Laser Weapons Trials Successful

Rheinmetall powers ahead with new laser weapon station for engaging drone and mortar rounds.

28 February 2019

 

Rheinmetall has completed a successful series of comprehensive trials with a laser weapon station. The weapon station demonstrated its speed and precision in tests conducted in December 2018 in Switzerland at the company’s Ochsenboden test centre near Zürich. The weapon station can be armed with lasers in the 100 kW output power range, and during tests, successfully engaged  drones and mortar rounds overoperationally relevant ranges.

The laser weapon station is the logical continuation of a process in which Rheinmetall has transformed laser weapon technology into a fully functional weapon system.
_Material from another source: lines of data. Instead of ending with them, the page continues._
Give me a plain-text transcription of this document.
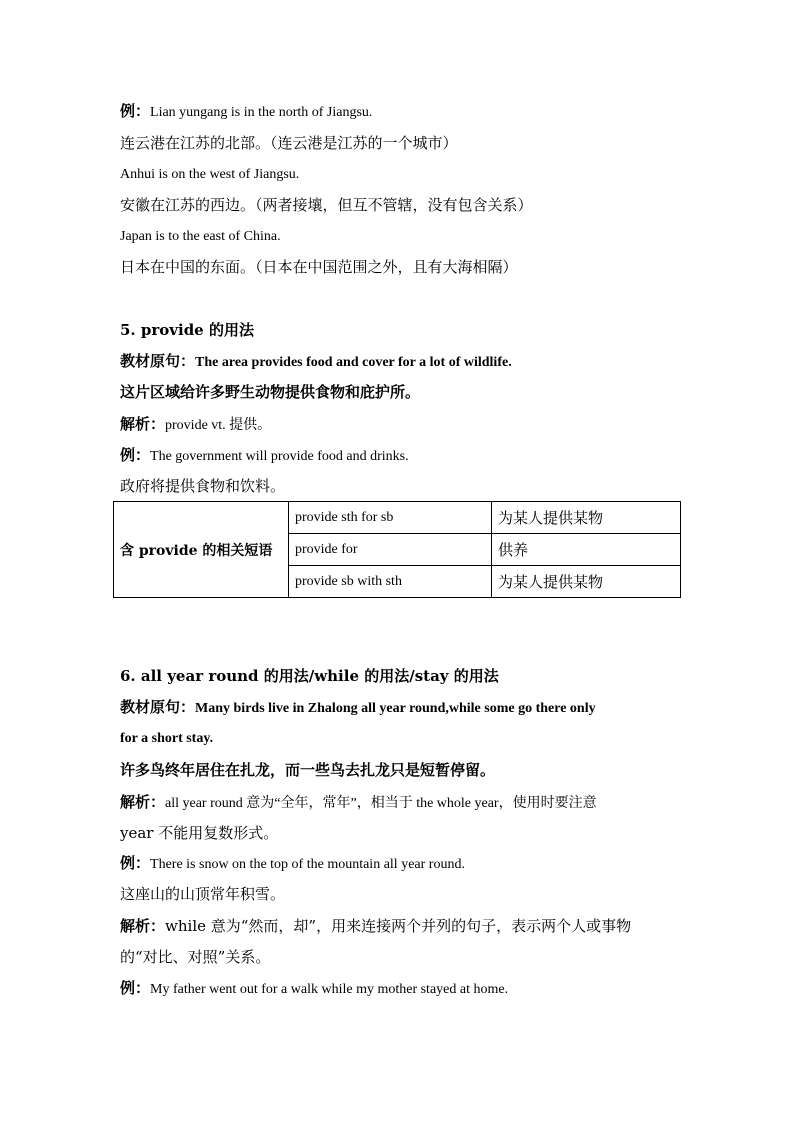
例：Lian yungang is in the north of Jiangsu.
连云港在江苏的北部。（连云港是江苏的一个城市）
Anhui is on the west of Jiangsu.
安徽在江苏的西边。（两者接壤，但互不管辖，没有包含关系）
Japan is to the east of China.
日本在中国的东面。（日本在中国范围之外，且有大海相隔）
5. provide 的用法
教材原句：The area provides food and cover for a lot of wildlife.
这片区域给许多野生动物提供食物和庇护所。
解析：provide vt. 提供。
例：The government will provide food and drinks.
政府将提供食物和饮料。
含 provide 的相关短语	provide sth for sb	为某人提供某物
	provide for	供养
	provide sb with sth	为某人提供某物
6. all year round 的用法/while 的用法/stay 的用法
教材原句：Many birds live in Zhalong all year round,while some go there only
for a short stay.
许多鸟终年居住在扎龙，而一些鸟去扎龙只是短暂停留。
解析：all year round 意为“全年，常年”，相当于 the whole year，使用时要注意
year 不能用复数形式。
例：There is snow on the top of the mountain all year round.
这座山的山顶常年积雪。
解析：while 意为“然而，却”，用来连接两个并列的句子，表示两个人或事物
的“对比、对照”关系。
例：My father went out for a walk while my mother stayed at home.
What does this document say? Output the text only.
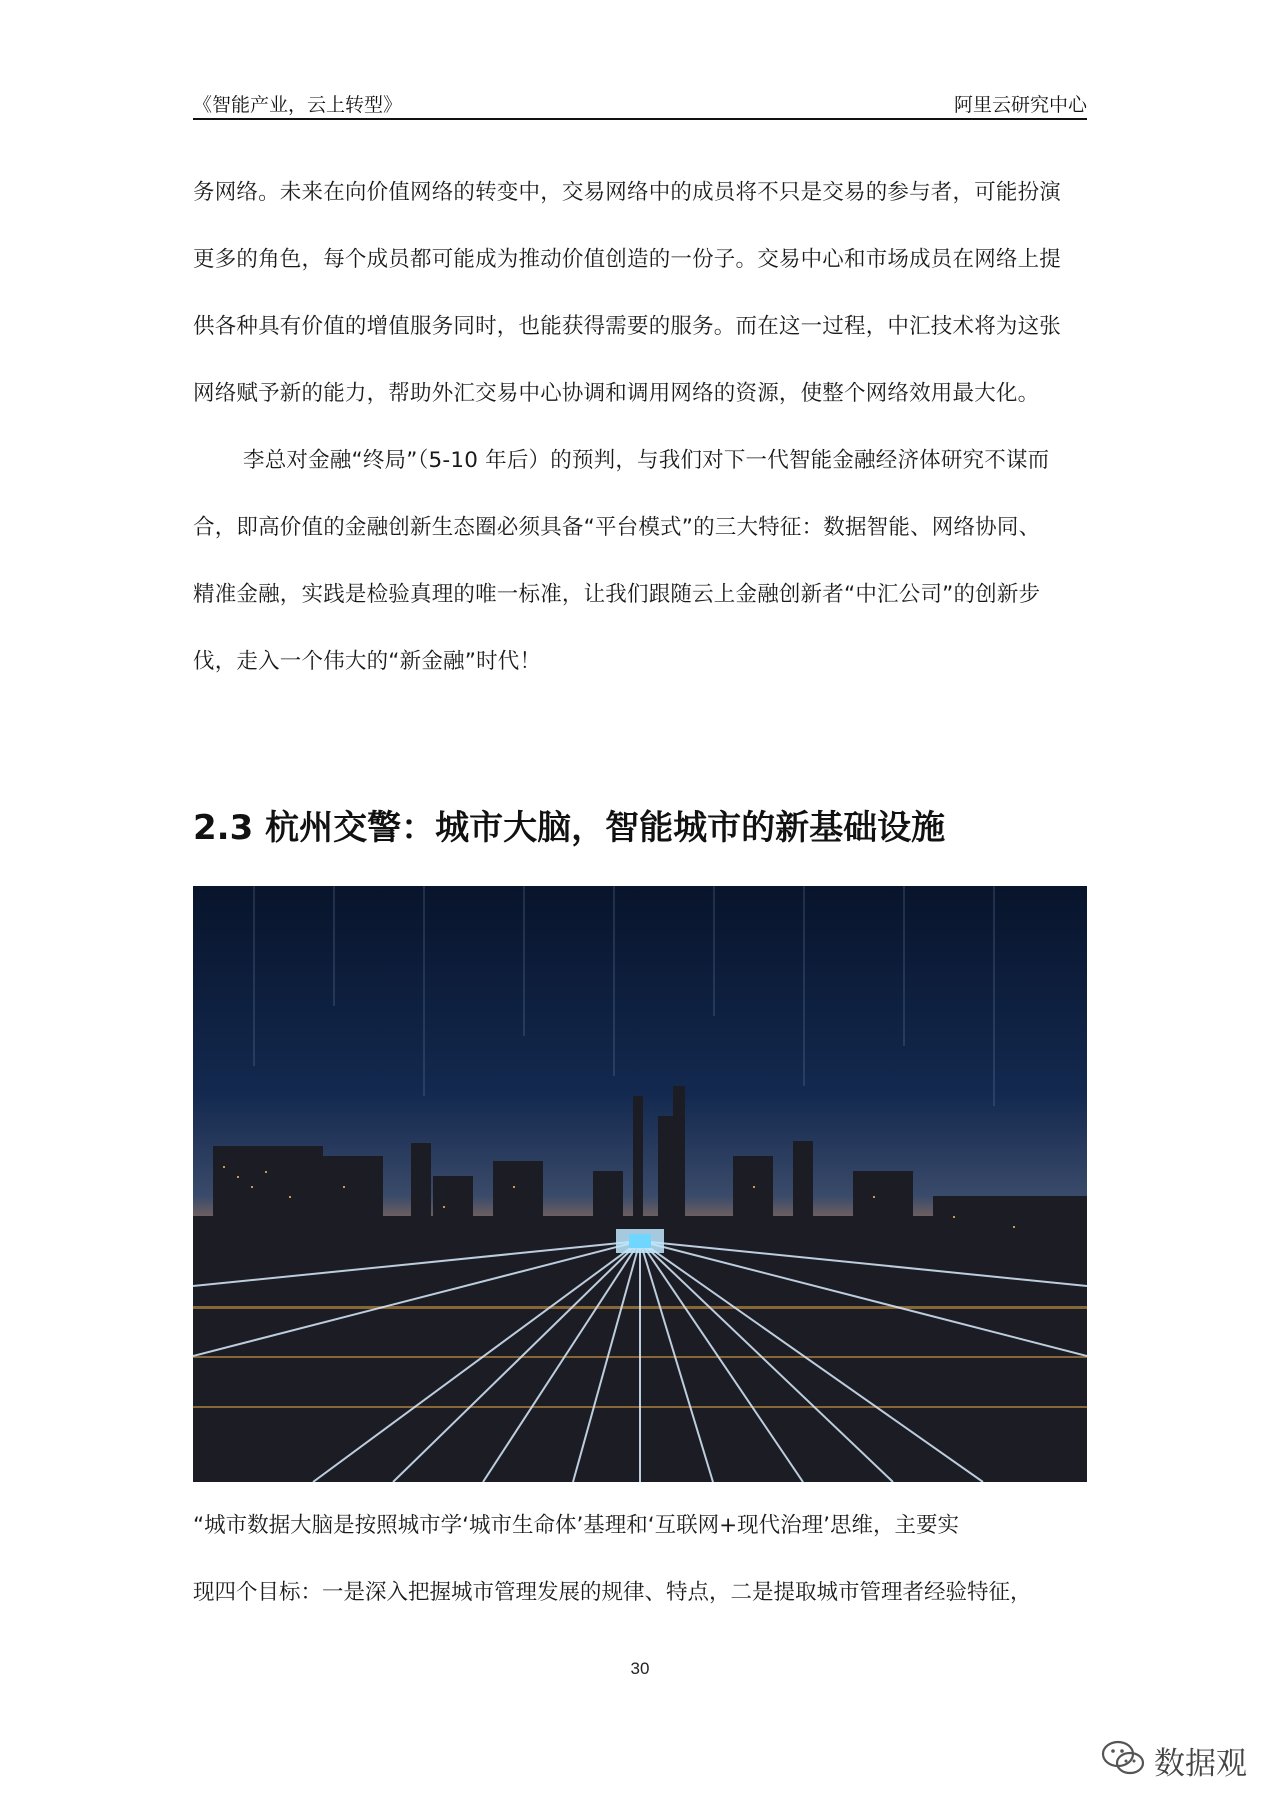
《智能产业，云上转型》	阿里云研究中心
务网络。未来在向价值网络的转变中，交易网络中的成员将不只是交易的参与者，可能扮演
更多的角色，每个成员都可能成为推动价值创造的一份子。交易中心和市场成员在网络上提
供各种具有价值的增值服务同时，也能获得需要的服务。而在这一过程，中汇技术将为这张
网络赋予新的能力，帮助外汇交易中心协调和调用网络的资源，使整个网络效用最大化。
李总对金融“终局”（5-10 年后）的预判，与我们对下一代智能金融经济体研究不谋而
合，即高价值的金融创新生态圈必须具备“平台模式”的三大特征：数据智能、网络协同、
精准金融，实践是检验真理的唯一标准，让我们跟随云上金融创新者“中汇公司”的创新步
伐，走入一个伟大的“新金融”时代！
2.3 杭州交警：城市大脑，智能城市的新基础设施
“城市数据大脑是按照城市学‘城市生命体’基理和‘互联网+现代治理’思维，主要实
现四个目标：一是深入把握城市管理发展的规律、特点，二是提取城市管理者经验特征，
30
数据观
It consists of four main components: the laser source, beam director with the telescope, and course tracker (weapon station). The mobile weapon station performs the task of mechanically aiming the laser toward the target. Rheinmetall has all of the principal assemblies for a future laser weapon system.

The laser weapon station was combined with a beam director – successfully employed in multiple tests – and high-performance Rheinmetall lasers. It is also designed to be combined with a soon-to-be-available 20 kW laser source also made by Rheinmetall.

Equally suitable for ground, air and naval operations, the assemblies are modular and scalable in design, and can be deployed regardless of the threat situation on military platforms of all types. Rheinmetall says the laser weapon station’s outstanding performance parameters include its extremely accurate mechanical aiming function, coupled with an unlimited, 360° traversing zone and an elevation range in excess of 270°. The system architecture (EN DIN 61508) is closely oriented to the MANTIS air defence system now in service with the Bundeswehr, and also offers interfaces for connecting it to higher-echelon air defence systems.